1954 – November : Schildering van de kerk ten einde.
Het koor werd voorzien van dubbele ramen met kathedraalglas. Bedrag der werken : 124.570 fr. (DB-1956).
“De werken in de kerk zijn ten einde, en iedereen kan er zich van overtuigen dat de kerk van Leest terug veruit de schoonste is uit de ganse omtrek. Ze is terug helemaal nieuw van binnen. Door de flinke werkkrachten van de B.J.B.-meisjes werd er ook een grondige kuis gehouden van heel de kerk, en dat het nodig was kunnen ze u allemaal vertellen. Drie dagen lang werd er onverpoosd door een tiental werkkrachten gekuist, gekeerd, geboend, geterpentijnd, gewreven, gebruind, genageld, gekuist, geschuurd, geschrobd, geverfd. Alles heeft zijn beurt gekregen, van boven van onder. Zo werd heel de meubilering van de kerk vernieuwd. We danken hier al de B.J.B.-meisjes die hier zo flink hun best gedaan hebben om Gods tempel zo schoon te maken. Woensdag 17 november was de grote kuis gedaan, en allen hebben zich eens lekker te goed gedaan aan cacao met koeken. En ze hadden het verdiend ! Mensen van Leest, de kerk is nu in orde. Houdt ze in ere ! Voyageert niet rond met de stoelen van de kerk ! Eerbiedigt de schildering in de kerk ! Of is het niet wraakroepend dat er reeds enkele schrammen zichtbaar zijn in één der pilasters langs de mannenkant ?”(DB)
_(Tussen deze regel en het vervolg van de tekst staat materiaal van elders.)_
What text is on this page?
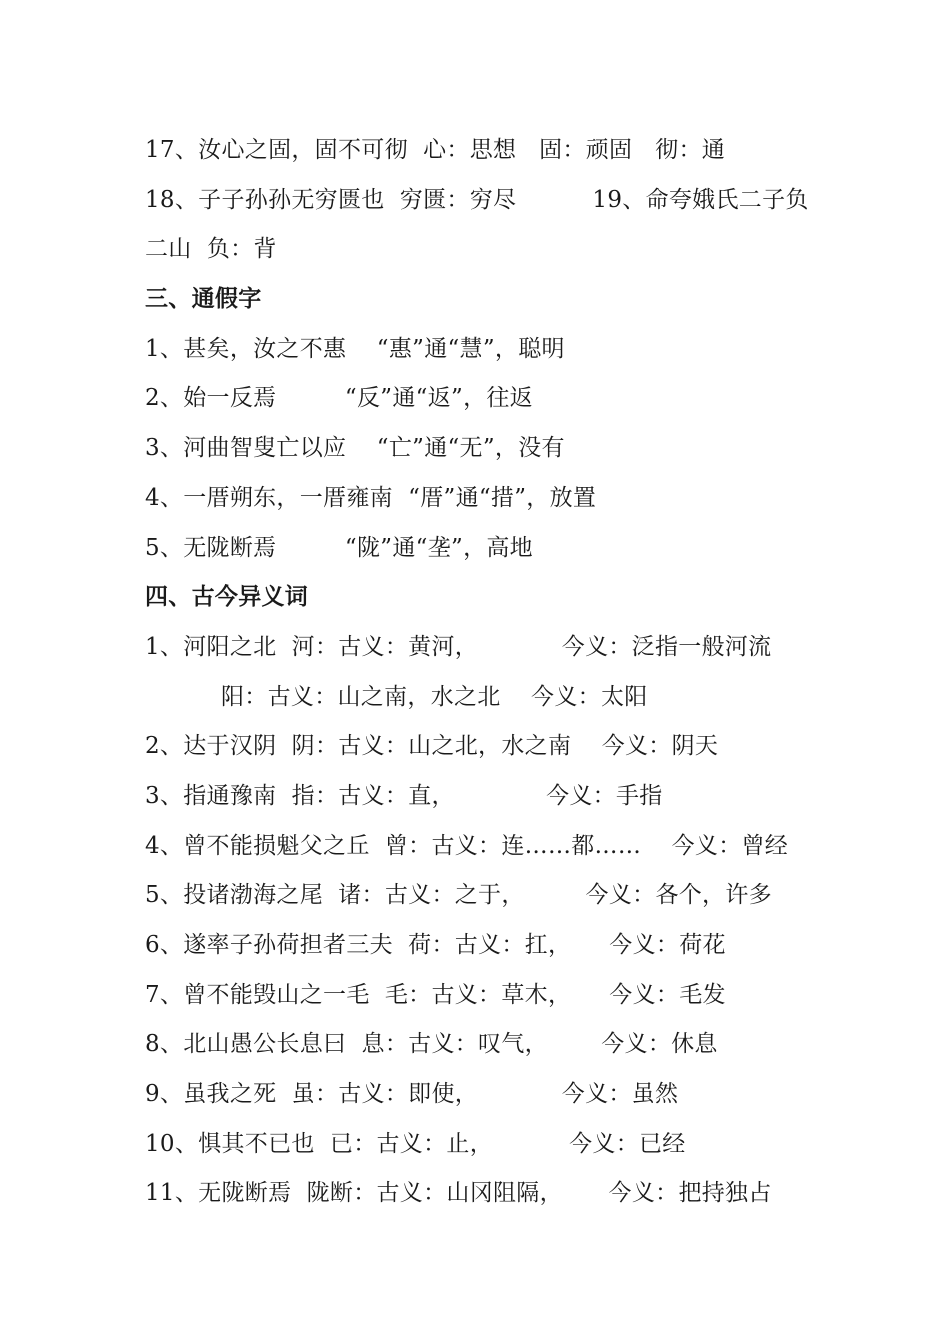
17、汝心之固，固不可彻  心：思想   固：顽固   彻：通
18、子子孙孙无穷匮也  穷匮：穷尽          19、命夸娥氏二子负
二山  负：背
三、通假字
1、甚矣，汝之不惠    “惠”通“慧”，聪明
2、始一反焉         “反”通“返”，往返
3、河曲智叟亡以应    “亡”通“无”，没有
4、一厝朔东，一厝雍南  “厝”通“措”，放置
5、无陇断焉         “陇”通“垄”，高地
四、古今异义词
1、河阳之北  河：古义：黄河，           今义：泛指一般河流
阳：古义：山之南，水之北    今义：太阳
2、达于汉阴  阴：古义：山之北，水之南    今义：阴天
3、指通豫南  指：古义：直，            今义：手指
4、曾不能损魁父之丘  曾：古义：连……都……    今义：曾经
5、投诸渤海之尾  诸：古义：之于，        今义：各个，许多
6、遂率子孙荷担者三夫  荷：古义：扛，     今义：荷花
7、曾不能毁山之一毛  毛：古义：草木，     今义：毛发
8、北山愚公长息曰  息：古义：叹气，       今义：休息
9、虽我之死  虽：古义：即使，           今义：虽然
10、惧其不已也  已：古义：止，          今义：已经
11、无陇断焉  陇断：古义：山冈阻隔，      今义：把持独占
1954 – November : Schone daad.
“Pater Selleslagh meldt ons nog het volgende : werden gedoopt vanwege de familie Daelemans uit de Alemstraat : Leo Alfons Maria Nalimana en Maria Ferdinanda Ndikumana. Om ginder een doopkind te hebben wordt een vergoeding gevraagd van 50 fr. per kind. Moge het navolging hebben !” (“DB”)
1954 – November – “De Band” : Nog Nieuws van pater Jozef Selleslagh. (foto onderaan)
“Hier gaat het heel goed. We zitten hier op een broussepostje in wording, alhoewel het een post aan het worden is. We hebben meer dan 12.000 christenen. Maar voor hier in het land is dat nog maar een kleintje. De missiepost bestaat nog geen twee jaar, en al wat we hebben is een voorlopige kerk en een voorlopig huis, dat er door kan. Het is natuurlijk geen luxe, maar wat wilt ge, alle begin is moeilijk. We zijn begonnen een huis te bouwen voor de paters, daarna de kerk. Gelukkig zijn er nog goede zielen in België, die hun fortuin willen geven om een post te helpen stichten. Anders zouden we zo nog wel een tijdje kunnen blijven zitten. Ik ben jager geworden, en heb al enkele beestjes op mijn geweten. Het is niet uit plezier, maar voor de inwendige mens wat te verzorgen, en hem een stukje vlees te geven. En als het vlees bijna op is, ja dan trekken we er op uit. Gisteren ben ik bijna de hele dag weg geweest met een vijftien à twintig negers (het was congé hier). We hebben verschillende antilopen gezien, maar niets gedood. Mijn doel was feitelijk wilde varkens te schieten, maar die heb ik niet gezien. Er zit van alle wild, tot leeuwen toe. Enkele weken geleden hebben ze er ééntje geschoten. Ze hadden er twee gezien, doch ene er van wist te ontkomen. Het was wel niet dicht bij de missie, maar toch nog op het grondgebied van de missie, een dertigtal km hier vandaan. Gevaar is er eigenlijk niet, want zover in de wildernis ga ik toch nooit alleen. Pater J. Selleslagh.” (Meer over Pater J. Selleslagh in deze Kronieken n.a.v. zijn wijding : 10/4/1944)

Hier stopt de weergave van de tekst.